An article titled “Cuba will not accept pressure or blackmail”, published by Granma, the mouthpiece of the governing Communist Party, says that “as a result of successive hunger strikes, Fariñas’ body is in a process of significant deterioration” and he is only alive “thanks to the skilled medical care he has received”.
Monday’s was the first reference in the state media to Fariñas’ hunger strike, who is demanding the release of 26 political prisoners who reportedly have health problems.
Cuban authorities asked Spain to take Fariñas in, diplomatic sources from that European nation told reporters.
But the activist said he would not call off his hunger strike and said he would only travel to Madrid if he were denied medical care in Cuba, in order to continue his fast there.
The dissident was visited late last week at his home in Santa Clara, a city nearly 300 km east of the capital, by Spanish diplomats.
They reportedly asked him, without success, to call off his fast and engage in talks.
Spain, which currently holds the rotating presidency of the European Union, is trying to change the bloc’s so-called “common position” on Cuba by eliminating a clause calling for democracy and improved human rights, in order to remove hurdles to improved relations with this Caribbean island nation.
The government of Raul Castro sees the EU’s demands as meddling in the country’s internal affairs.
Fariñas began his fast on Feb. 24, the day after imprisoned dissident Orlando Zapata died on the 85th day of a hunger strike.

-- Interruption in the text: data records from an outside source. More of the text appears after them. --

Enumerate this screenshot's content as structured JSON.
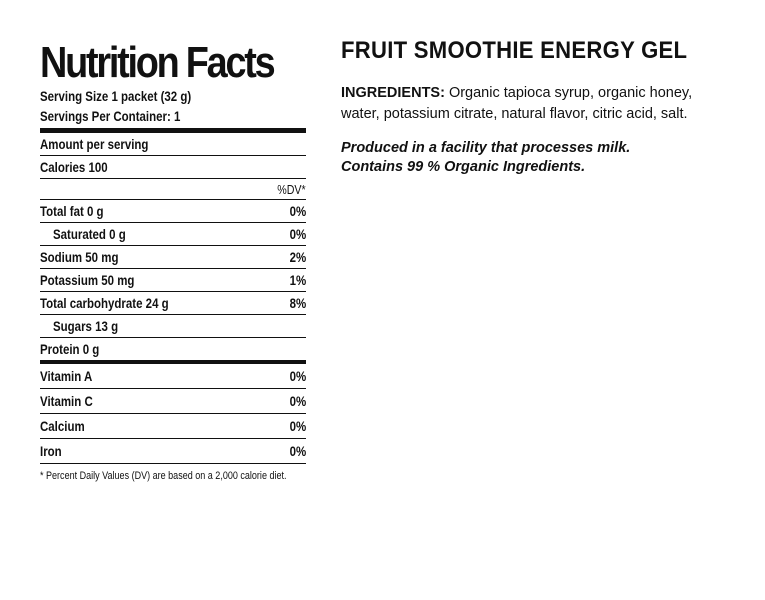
{
  "nutrition": {
    "title": "Nutrition Facts",
    "serving_size": "Serving Size 1 packet (32 g)",
    "servings_per_container": "Servings Per Container: 1",
    "amount_per_serving": "Amount per serving",
    "calories": "Calories  100",
    "dv_header": "%DV*",
    "rows": [
      {
        "label": "Total fat  0 g",
        "dv": "0%"
      },
      {
        "label": "Saturated 0 g",
        "dv": "0%"
      },
      {
        "label": "Sodium  50 mg",
        "dv": "2%"
      },
      {
        "label": "Potassium  50 mg",
        "dv": "1%"
      },
      {
        "label": "Total carbohydrate 24 g",
        "dv": "8%"
      },
      {
        "label": "Sugars 13 g",
        "dv": ""
      },
      {
        "label": "Protein  0 g",
        "dv": ""
      }
    ],
    "vitamins": [
      {
        "label": "Vitamin A",
        "dv": "0%"
      },
      {
        "label": "Vitamin C",
        "dv": "0%"
      },
      {
        "label": "Calcium",
        "dv": "0%"
      },
      {
        "label": "Iron",
        "dv": "0%"
      }
    ],
    "footnote": "* Percent Daily Values (DV) are based on a 2,000 calorie diet."
  },
  "product": {
    "title": "FRUIT SMOOTHIE ENERGY GEL",
    "ingredients_label": "INGREDIENTS:",
    "ingredients_text": " Organic tapioca syrup, organic honey, water, potassium citrate, natural flavor, citric acid, salt.",
    "facility_note": "Produced in a facility that processes milk.",
    "organic_note": "Contains 99 % Organic Ingredients."
  }
}
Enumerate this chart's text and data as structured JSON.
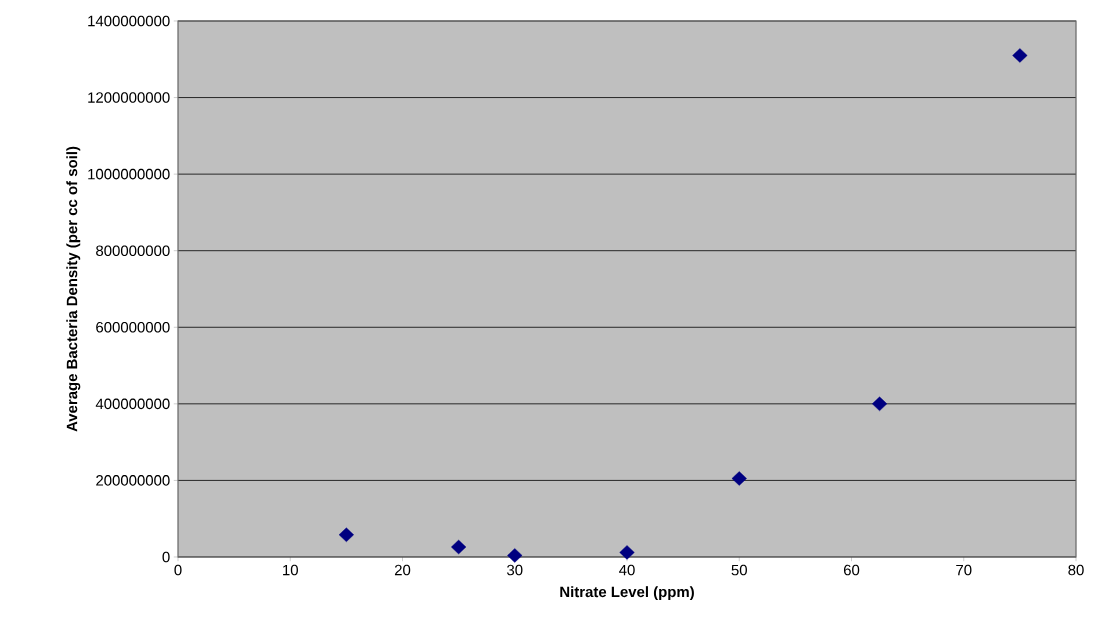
{
  "chart_data": {
    "type": "scatter",
    "xlabel": "Nitrate Level (ppm)",
    "ylabel": "Average Bacteria Density (per cc of soil)",
    "x": [
      15,
      25,
      30,
      40,
      50,
      62.5,
      75
    ],
    "values": [
      58000000,
      26000000,
      4000000,
      12000000,
      205000000,
      400000000,
      1310000000
    ],
    "color": "#000080",
    "marker": "diamond",
    "grid": "y",
    "xlim": [
      0,
      80
    ],
    "xticks": [
      0,
      10,
      20,
      30,
      40,
      50,
      60,
      70,
      80
    ],
    "ylim": [
      0,
      1400000000
    ],
    "yticks": [
      0,
      200000000,
      400000000,
      600000000,
      800000000,
      1000000000,
      1200000000,
      1400000000
    ]
  }
}
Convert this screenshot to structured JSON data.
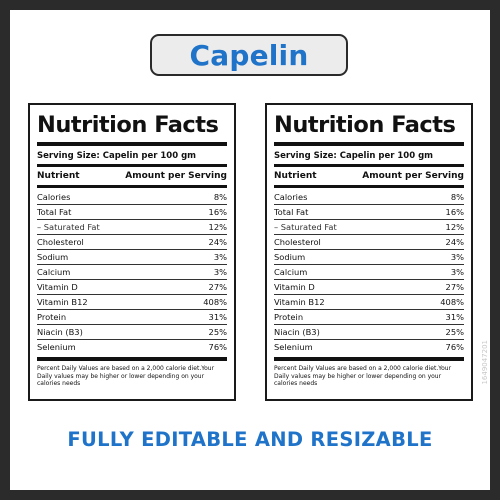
{
  "header": {
    "title": "Capelin"
  },
  "labels": [
    {
      "title": "Nutrition Facts",
      "serving_size": "Serving Size: Capelin per 100 gm",
      "col_nutrient": "Nutrient",
      "col_amount": "Amount per Serving",
      "rows": [
        {
          "name": "Calories",
          "value": "8%"
        },
        {
          "name": "Total Fat",
          "value": "16%"
        },
        {
          "name": "– Saturated Fat",
          "value": "12%"
        },
        {
          "name": "Cholesterol",
          "value": "24%"
        },
        {
          "name": "Sodium",
          "value": "3%"
        },
        {
          "name": "Calcium",
          "value": "3%"
        },
        {
          "name": "Vitamin D",
          "value": "27%"
        },
        {
          "name": "Vitamin B12",
          "value": "408%"
        },
        {
          "name": "Protein",
          "value": "31%"
        },
        {
          "name": "Niacin (B3)",
          "value": "25%"
        },
        {
          "name": "Selenium",
          "value": "76%"
        }
      ],
      "footnote": "Percent Daily Values are based on a 2,000 calorie diet.Your Daily values may be higher or lower depending on your calories needs"
    },
    {
      "title": "Nutrition Facts",
      "serving_size": "Serving Size: Capelin per 100 gm",
      "col_nutrient": "Nutrient",
      "col_amount": "Amount per Serving",
      "rows": [
        {
          "name": "Calories",
          "value": "8%"
        },
        {
          "name": "Total Fat",
          "value": "16%"
        },
        {
          "name": "– Saturated Fat",
          "value": "12%"
        },
        {
          "name": "Cholesterol",
          "value": "24%"
        },
        {
          "name": "Sodium",
          "value": "3%"
        },
        {
          "name": "Calcium",
          "value": "3%"
        },
        {
          "name": "Vitamin D",
          "value": "27%"
        },
        {
          "name": "Vitamin B12",
          "value": "408%"
        },
        {
          "name": "Protein",
          "value": "31%"
        },
        {
          "name": "Niacin (B3)",
          "value": "25%"
        },
        {
          "name": "Selenium",
          "value": "76%"
        }
      ],
      "footnote": "Percent Daily Values are based on a 2,000 calorie diet.Your Daily values may be higher or lower depending on your calories needs"
    }
  ],
  "tagline": "FULLY EDITABLE AND RESIZABLE",
  "stock_id": "1649047201",
  "colors": {
    "accent": "#1f73c8",
    "frame": "#2b2b2b",
    "pill": "#ececec"
  }
}
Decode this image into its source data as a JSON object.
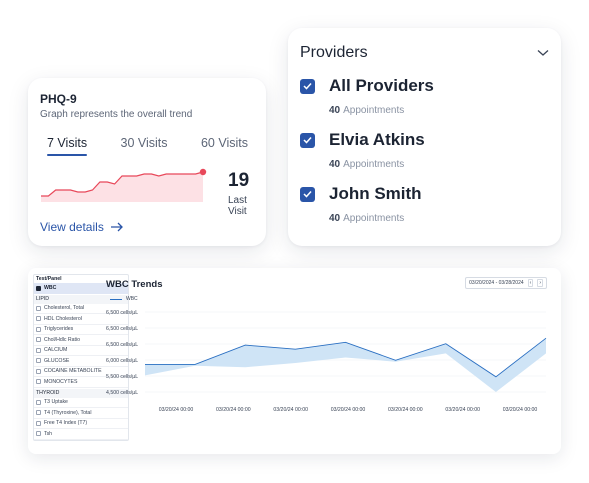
{
  "phq": {
    "title": "PHQ-9",
    "subtitle": "Graph represents the overall trend",
    "tabs": [
      "7 Visits",
      "30 Visits",
      "60 Visits"
    ],
    "active_tab": "7 Visits",
    "trend": [
      2,
      2,
      5,
      5,
      5,
      4,
      4,
      5,
      9,
      9,
      8,
      12,
      12,
      12,
      13,
      13,
      12,
      13,
      13,
      13,
      13,
      13,
      14
    ],
    "value": "19",
    "value_label": "Last Visit",
    "details_link": "View details",
    "colors": {
      "line": "#e8485a",
      "fill": "#fde1e5",
      "accent": "#2a55a8"
    }
  },
  "providers": {
    "title": "Providers",
    "items": [
      {
        "name": "All Providers",
        "count": "40",
        "label": "Appointments",
        "checked": true
      },
      {
        "name": "Elvia Atkins",
        "count": "40",
        "label": "Appointments",
        "checked": true
      },
      {
        "name": "John Smith",
        "count": "40",
        "label": "Appointments",
        "checked": true
      }
    ]
  },
  "wbc": {
    "sidebar_header": "Test/Panel",
    "selected": "WBC",
    "sections": [
      {
        "name": "LIPID",
        "items": [
          "Cholesterol, Total",
          "HDL Cholesterol",
          "Triglycerides",
          "Chol/Hdlc Ratio",
          "CALCIUM",
          "GLUCOSE",
          "COCAINE METABOLITE",
          "MONOCYTES"
        ]
      },
      {
        "name": "THYROID",
        "items": [
          "T3 Uptake",
          "T4 (Thyroxine), Total",
          "Free T4 Index (T7)",
          "Tsh"
        ]
      }
    ],
    "date_range": "03/20/2024 - 03/28/2024",
    "prev_label": "‹",
    "next_label": "›"
  },
  "chart_data": {
    "type": "area",
    "title": "WBC Trends",
    "series": [
      {
        "name": "WBC",
        "values": [
          5400,
          5400,
          6100,
          5950,
          6200,
          5550,
          6150,
          4950,
          6350
        ]
      },
      {
        "name": "",
        "values": [
          5000,
          5350,
          5300,
          5450,
          5650,
          5500,
          5800,
          4400,
          5800
        ]
      }
    ],
    "x_ticks": [
      "03/20/24 00:00",
      "03/20/24 00:00",
      "03/20/24 00:00",
      "03/20/24 00:00",
      "03/20/24 00:00",
      "03/20/24 00:00",
      "03/20/24 00:00"
    ],
    "y_ticks": [
      "6,500 cells/µL",
      "6,500 cells/µL",
      "6,500 cells/µL",
      "6,000 cells/µL",
      "5,500 cells/µL",
      "4,500 cells/µL"
    ],
    "ylim": [
      4400,
      7300
    ],
    "colors": {
      "line": "#2a6fc2",
      "band": "#cfe4f6"
    },
    "grid": true,
    "legend": "top-left"
  }
}
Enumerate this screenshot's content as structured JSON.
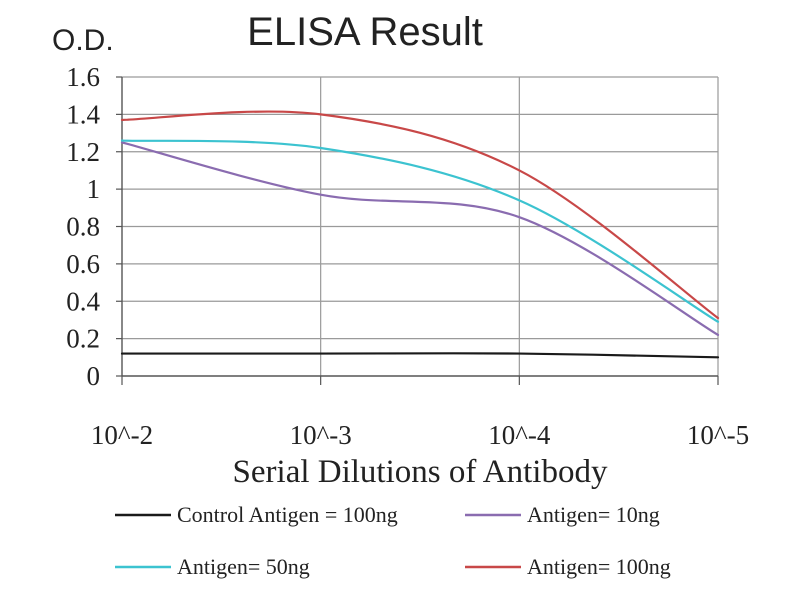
{
  "chart_data": {
    "type": "line",
    "title": "ELISA Result",
    "ylabel": "O.D.",
    "xlabel": "Serial Dilutions of Antibody",
    "x": [
      "10^-2",
      "10^-3",
      "10^-4",
      "10^-5"
    ],
    "ylim": [
      0,
      1.6
    ],
    "yticks": [
      "0",
      "0.2",
      "0.4",
      "0.6",
      "0.8",
      "1",
      "1.2",
      "1.4",
      "1.6"
    ],
    "grid": true,
    "legend_position": "bottom",
    "series": [
      {
        "name": "Control Antigen = 100ng",
        "color": "#1a1a1a",
        "values": [
          0.12,
          0.12,
          0.12,
          0.1
        ]
      },
      {
        "name": "Antigen= 10ng",
        "color": "#8a6cb0",
        "values": [
          1.25,
          0.97,
          0.85,
          0.22
        ]
      },
      {
        "name": "Antigen= 50ng",
        "color": "#3cc3d0",
        "values": [
          1.26,
          1.22,
          0.94,
          0.29
        ]
      },
      {
        "name": "Antigen= 100ng",
        "color": "#c84848",
        "values": [
          1.37,
          1.4,
          1.1,
          0.31
        ]
      }
    ]
  }
}
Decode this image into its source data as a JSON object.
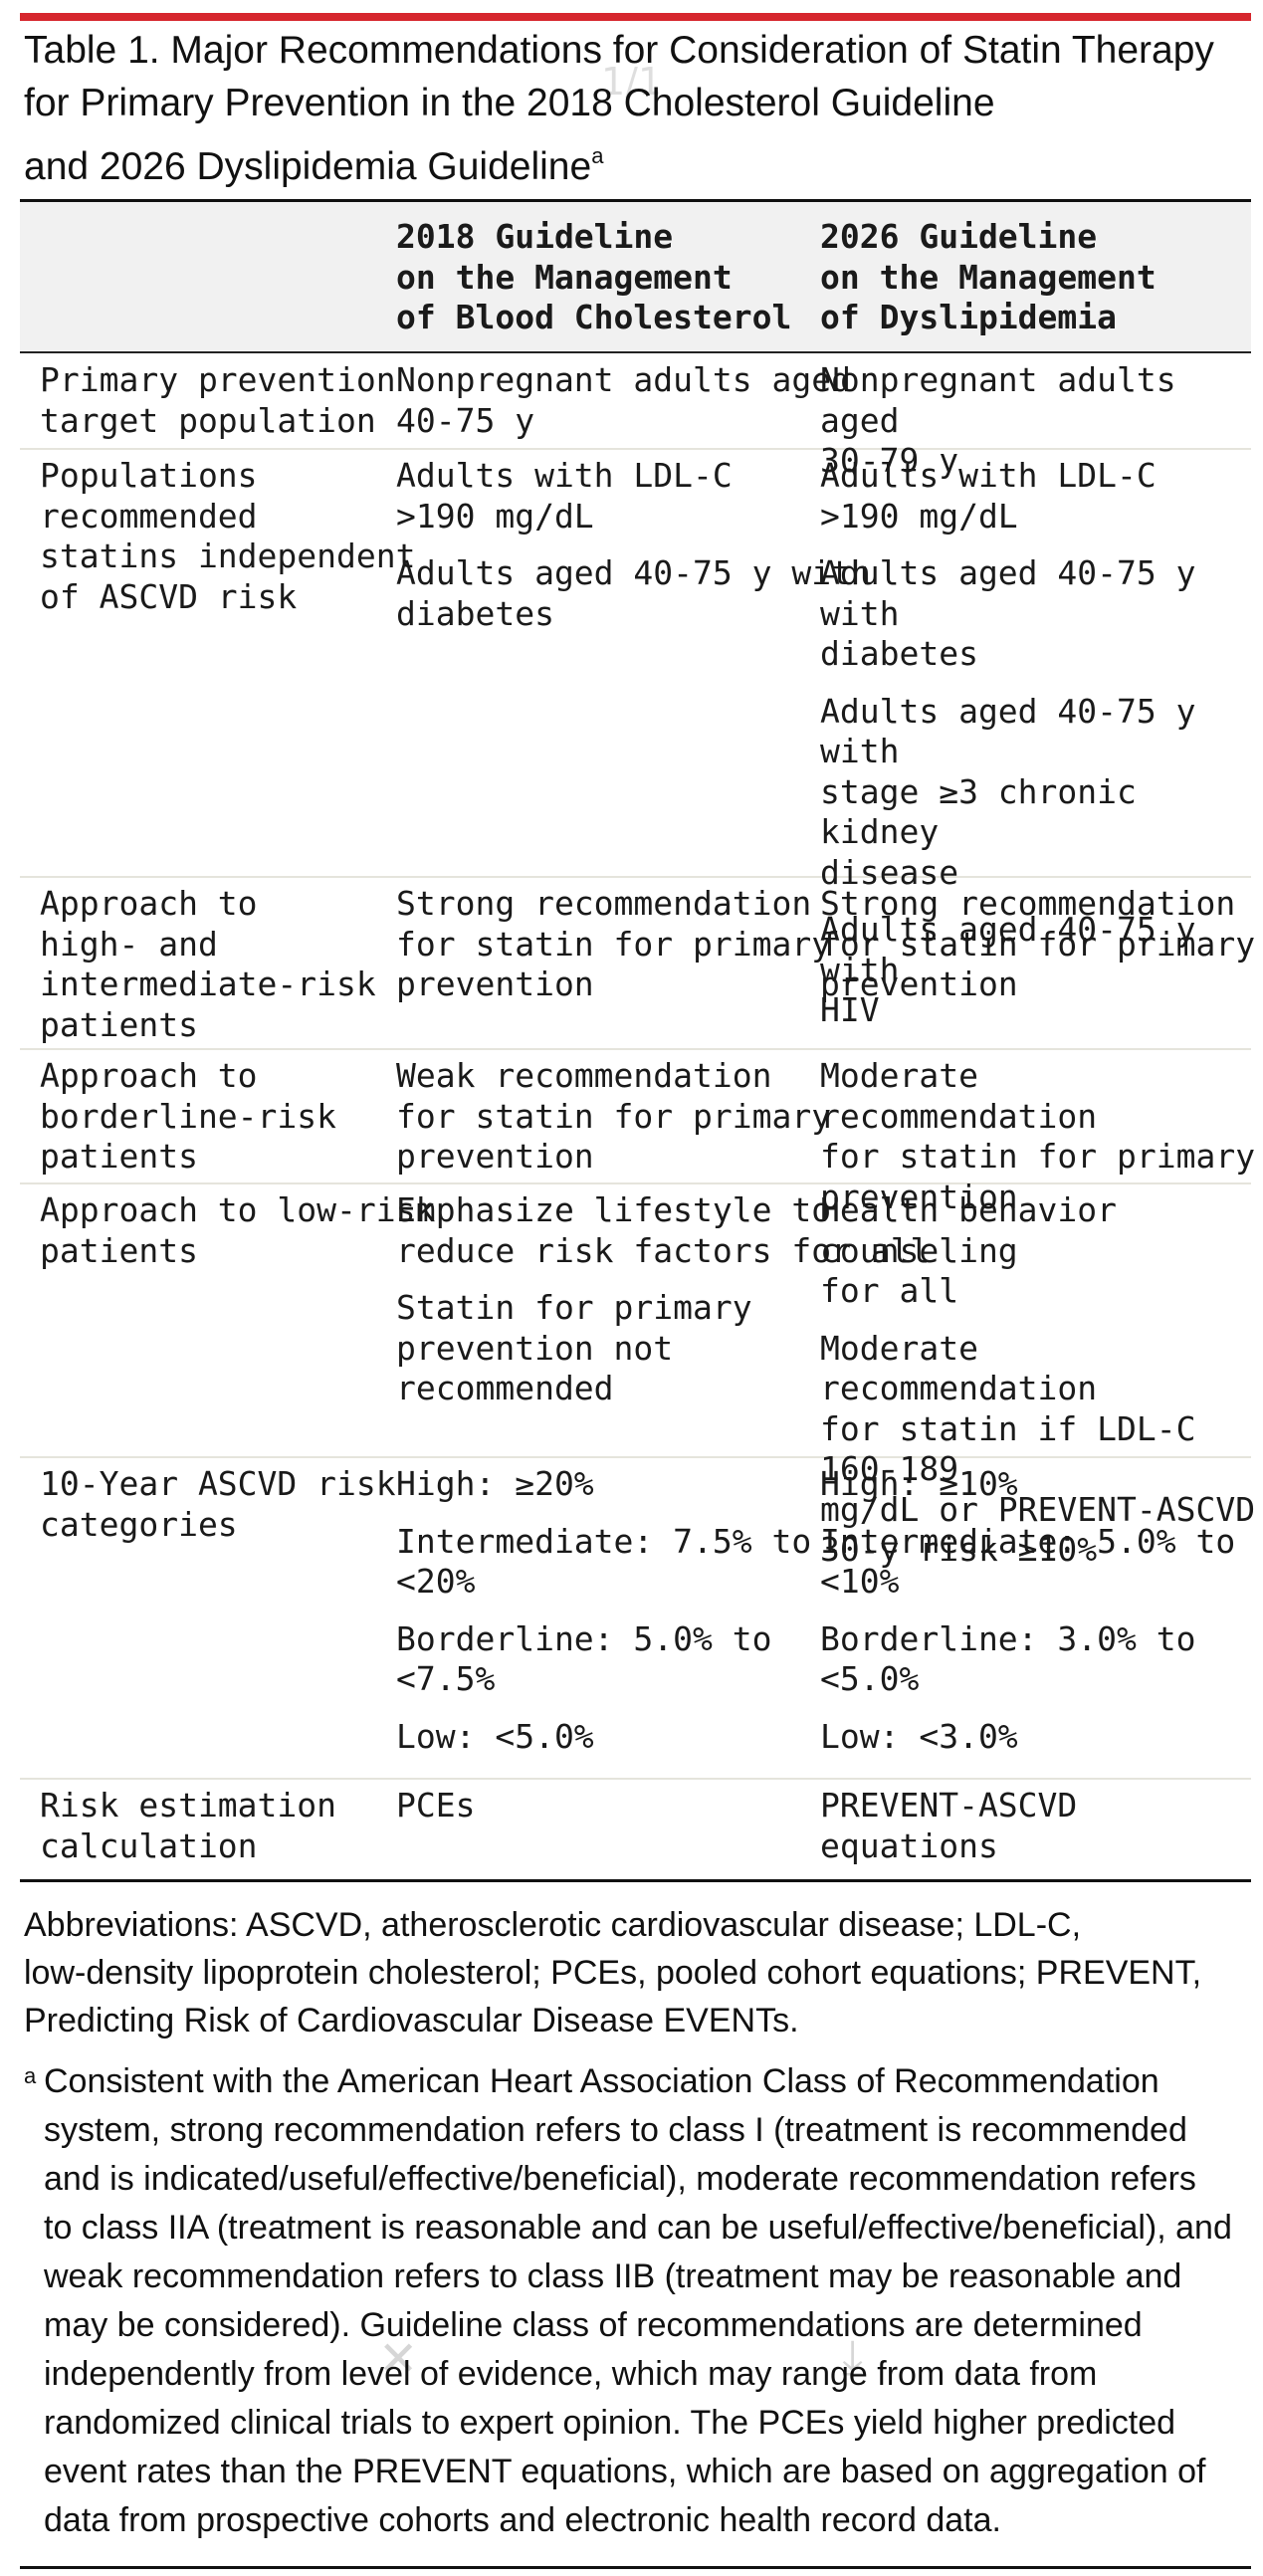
{
  "title": {
    "text": "Table 1. Major Recommendations for Consideration of Statin Therapy\nfor Primary Prevention in the 2018 Cholesterol Guideline\nand 2026 Dyslipidemia Guideline",
    "footnote_marker": "a"
  },
  "page_indicator": "1/1",
  "table": {
    "columns": [
      {
        "label": ""
      },
      {
        "label": "2018 Guideline\non the Management\nof Blood Cholesterol"
      },
      {
        "label": "2026 Guideline\non the Management\nof Dyslipidemia"
      }
    ],
    "rows": [
      {
        "label": "Primary prevention\ntarget population",
        "col2018": [
          "Nonpregnant adults aged\n40-75 y"
        ],
        "col2026": [
          "Nonpregnant adults aged\n30-79 y"
        ]
      },
      {
        "label": "Populations\nrecommended\nstatins independent\nof ASCVD risk",
        "col2018": [
          "Adults with LDL-C\n>190 mg/dL",
          "Adults aged 40-75 y with\ndiabetes"
        ],
        "col2026": [
          "Adults with LDL-C\n>190 mg/dL",
          "Adults aged 40-75 y with\ndiabetes",
          "Adults aged 40-75 y with\nstage ≥3 chronic kidney\ndisease",
          "Adults aged 40-75 y with\nHIV"
        ]
      },
      {
        "label": "Approach to\nhigh- and\nintermediate-risk\npatients",
        "col2018": [
          "Strong recommendation\nfor statin for primary\nprevention"
        ],
        "col2026": [
          "Strong recommendation\nfor statin for primary\nprevention"
        ]
      },
      {
        "label": "Approach to\nborderline-risk\npatients",
        "col2018": [
          "Weak recommendation\nfor statin for primary\nprevention"
        ],
        "col2026": [
          "Moderate recommendation\nfor statin for primary\nprevention"
        ]
      },
      {
        "label": "Approach to low-risk\npatients",
        "col2018": [
          "Emphasize lifestyle to\nreduce risk factors for all",
          "Statin for primary\nprevention not\nrecommended"
        ],
        "col2026": [
          "Health behavior counseling\nfor all",
          "Moderate recommendation\nfor statin if LDL-C 160-189\nmg/dL or PREVENT-ASCVD\n30-y risk ≥10%"
        ]
      },
      {
        "label": "10-Year ASCVD risk\ncategories",
        "col2018": [
          "High: ≥20%",
          "Intermediate: 7.5% to\n<20%",
          "Borderline: 5.0% to\n<7.5%",
          "Low: <5.0%"
        ],
        "col2026": [
          "High: ≥10%",
          "Intermediate: 5.0% to\n<10%",
          "Borderline: 3.0% to <5.0%",
          "Low: <3.0%"
        ]
      },
      {
        "label": "Risk estimation\ncalculation",
        "col2018": [
          "PCEs"
        ],
        "col2026": [
          "PREVENT-ASCVD equations"
        ]
      }
    ]
  },
  "abbreviations": "Abbreviations: ASCVD, atherosclerotic cardiovascular disease; LDL-C,\nlow-density lipoprotein cholesterol; PCEs, pooled cohort equations; PREVENT,\nPredicting Risk of Cardiovascular Disease EVENTs.",
  "footnote": {
    "marker": "a",
    "text": "Consistent with the American Heart Association Class of Recommendation\nsystem, strong recommendation refers to class I (treatment is recommended\nand is indicated/useful/effective/beneficial), moderate recommendation refers\nto class IIA (treatment is reasonable and can be useful/effective/beneficial), and\nweak recommendation refers to class IIB (treatment may be reasonable and\nmay be considered). Guideline class of recommendations are determined\nindependently from level of evidence, which may range from data from\nrandomized clinical trials to expert opinion. The PCEs yield higher predicted\nevent rates than the PREVENT equations, which are based on aggregation of\ndata from prospective cohorts and electronic health record data."
  },
  "icons": {
    "close": "close-icon",
    "download": "download-icon"
  }
}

The two cases have made headlines around the world, standing in sharp contrast to the government’s habitual silence on issues involving dissidents.
Granma accused unnamed “major Western media outlets” of drawing attention to the case by spreading “a prefabricated lie,” while ignoring news like Cuba’s abundant medical aid to earthquake-torn Haiti or the start of a massive vaccine campaign in Cuba that will protect more than half a million children from polio.
“The manipulation goes to such an extent that journalistic reports even claim the Cuban government has indicated that this paid employee of the United States Interests Section (SINA) in Havana should be allowed to die, while they do not write a single word on the multiple efforts by our health professionals to provide assistance to this individual,” Granma wrote.
The Cuban government considers all dissidents, regardless of how radical or moderate they are or whether or not they have ties with groups or individuals abroad, as “mercenaries” or paid employees at the service of Washington’s hostile policy towards Cuba. By the same logic, it denies that there are any political prisoners in Cuba’s jails.
Granma described Fariñas as a “counter-revolutionary” who in 1995 physically assaulted a female employee at a health facility where he worked as a psychologist, “causing multiple wounds to her face and arms.”
The incident, after which he was put on parole for three years, “revealed his clearly unhinged personality, and showed that there was no political aspect involved,” reported the newspaper, according to which Fariñas revealed his “violent nature” once again in 2002, when he beat an elderly man with a cane in Santa Clara and was sentenced to nearly six years in prison.
Fariñas, who describes himself as an independent journalist, has gone on several hunger strikes in the past. One of his demands has been Internet access in his home.
“His service sheet is long, including attendance at activities of all kinds in SINA and several European diplomatic offices that direct the subversion in Cuba, from which they receive instructions, money and supplies,” the newspaper wrote.
According to Granma, “in this case, it is not medicine that is needed to resolve this problem that has been intentionally created with the purpose of discrediting our political system, but the patient himself and the unpatriotic Cubans, foreign diplomats and media outlets manipulating him. The consequences will be solely and entirely their responsibility.”
The government has never given in to pressure of this kind, and is even less likely to do so in a case that has drawn heavy media coverage.
Most Cubans are basically unaware of the activity of dissidents in this country.
In a statement to the foreign press Monday, Elizardo Sanchez, spokesman for the Cuban Commission for Human Rights and National Reconciliation (CCDHRN), clarified that his organization is “vigorously and publicly opposed to hunger strikes.”
But Sanchez also said the Cuban government has the obligation to provide Fariñas with the necessary medical attention.
The activist told IPS that Fariñas is accompanied by a friend who is a doctor and that he has also been visited by the local doctor. Last week the hunger striker was briefly admitted to hospital, after passing out because of low blood sugar.